Inside, the air smelt of freshly baked pastries—almond, if she was any judge—and coffee. Made in a coffee pot, with ground beans which had not been through the bleaching process which was evidently specially designed to remove all trace of unpalatable coffee flavour from the bottled product. Phryne shucked her coat into the ready hands of Jean-Jacques, or possibly Jean-Paul, and sat down at a small table. There sat M’sieur Anatole, scowling over a menu, his sister Berthe, and a Jean of some denomination who brought a tall coffee pot on a tray with cups, scalded milk and loaf sugar.

‘Non, non, non!’ protested Anatole. ‘It is insupportable! How may I make my renowned quails with white grapes if there are no quails!’

‘There are also no white grapes. They are out of season, and you have forgotten that you are on the other side of the world,’ said Madame composedly, settling her bosom on her crossed arms. ‘It is time for spring dishes, mon brave.’

‘You could consider lobster,’ offered Phryne hungrily. ‘Homard à la Newburg? or maybe Thermidor? What’s wrong with lobster in the French manner, à la Française? Plenty of fishermen just down the road, m’sieur.’

‘Homard Victoria,’ decided the chef. ‘With sauce Normandy— yes. We still have some truffles. And we will need also scallops. A good idea, madame.’

Madame Phryne inclined her head. ‘What else are you thinking of, chef?’ she asked. ‘I’d be delighted to try anything you are experimenting with.’

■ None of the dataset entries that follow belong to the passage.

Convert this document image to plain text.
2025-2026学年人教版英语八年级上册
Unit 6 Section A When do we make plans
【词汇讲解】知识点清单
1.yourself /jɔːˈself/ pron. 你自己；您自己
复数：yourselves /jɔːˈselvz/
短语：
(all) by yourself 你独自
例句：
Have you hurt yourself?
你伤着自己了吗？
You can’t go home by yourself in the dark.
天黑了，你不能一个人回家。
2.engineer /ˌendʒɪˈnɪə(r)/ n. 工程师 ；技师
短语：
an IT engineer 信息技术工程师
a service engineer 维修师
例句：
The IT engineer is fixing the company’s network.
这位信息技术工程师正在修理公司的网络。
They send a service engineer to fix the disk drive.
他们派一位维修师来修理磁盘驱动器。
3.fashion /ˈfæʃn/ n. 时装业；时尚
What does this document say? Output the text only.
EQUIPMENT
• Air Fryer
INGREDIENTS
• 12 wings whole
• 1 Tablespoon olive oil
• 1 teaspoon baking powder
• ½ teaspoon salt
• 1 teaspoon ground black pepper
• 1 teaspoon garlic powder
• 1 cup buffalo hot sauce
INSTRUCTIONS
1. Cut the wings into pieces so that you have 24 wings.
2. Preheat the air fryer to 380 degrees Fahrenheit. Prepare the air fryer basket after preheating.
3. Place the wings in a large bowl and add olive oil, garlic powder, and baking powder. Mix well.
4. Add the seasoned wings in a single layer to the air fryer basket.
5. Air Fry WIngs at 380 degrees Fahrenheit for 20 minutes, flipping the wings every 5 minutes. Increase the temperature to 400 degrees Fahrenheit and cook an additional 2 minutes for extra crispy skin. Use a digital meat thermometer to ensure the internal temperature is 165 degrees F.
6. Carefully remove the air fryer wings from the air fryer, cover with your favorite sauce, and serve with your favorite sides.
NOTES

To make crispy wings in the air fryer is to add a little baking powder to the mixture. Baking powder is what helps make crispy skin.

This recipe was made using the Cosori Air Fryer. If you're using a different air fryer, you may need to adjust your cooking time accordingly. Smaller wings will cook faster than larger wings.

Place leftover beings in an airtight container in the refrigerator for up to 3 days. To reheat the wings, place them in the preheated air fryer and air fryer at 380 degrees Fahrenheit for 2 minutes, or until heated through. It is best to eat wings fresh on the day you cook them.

‘For the other fish course, I have found the most delicious local fish—flathead. Good for bait, these barbarians say. It is as full flavoured as sole or whiting and twice as fine. Flatheads aux fines herbes, I think. Of course, I call them merlans, but they are flatheads just the same. Then since these Australians insist on steak, we could have a Parisian dish—tournedos Béarnaise, that should satisfy the carnivores. And perhaps a duckling with cherries—sweeter, to my mind, than orange and delicate of savour. Of course, one must have a game pie—rabbits here are the equal of anything in Europe and I’m sure that we can find a few pigeons.’

‘Just ask a small boy with a slingshot,’ said Phryne, sipping. Ah, coffee. She had never liked living pigeons. No mere bird ought to be able to grumble like that. They seemed to view the human race with a beady, almost reptilian and always jaundiced eye. Besides, when Ember caught one he had a tendency to tear it wing from wing all over the house and it was amazing how many feathers there were on one small pigeon. But cooked— that was another matter, as the cannibal said to the missionary. M’sieur Anatole was continuing.

‘For soups—a printaniere, of course, a vegetable soup, and also a consommé Mireille . . . then perhaps ices for dessert. Mandarins glacés and something lush—I have it! Fraises Romanoff. Will you have more coffee?’

‘I will,’ said Phryne, and did. ‘What are fraises Romanoff?’

‘Strawberries, the large ones. Soaked in orange juice— freshly squeezed orange juice, you understand—and Curaçao. Served with crème Chantilly. Truly seasonal . . .’ The chef ’s moustache whiffled in ecstasy. ‘I would make them au Petit Trianon—La Reine Marie Antoinette loved strawberries like that—but I cannot get fraises du bois in Australia—they just do not taste the same, these tended fruits.’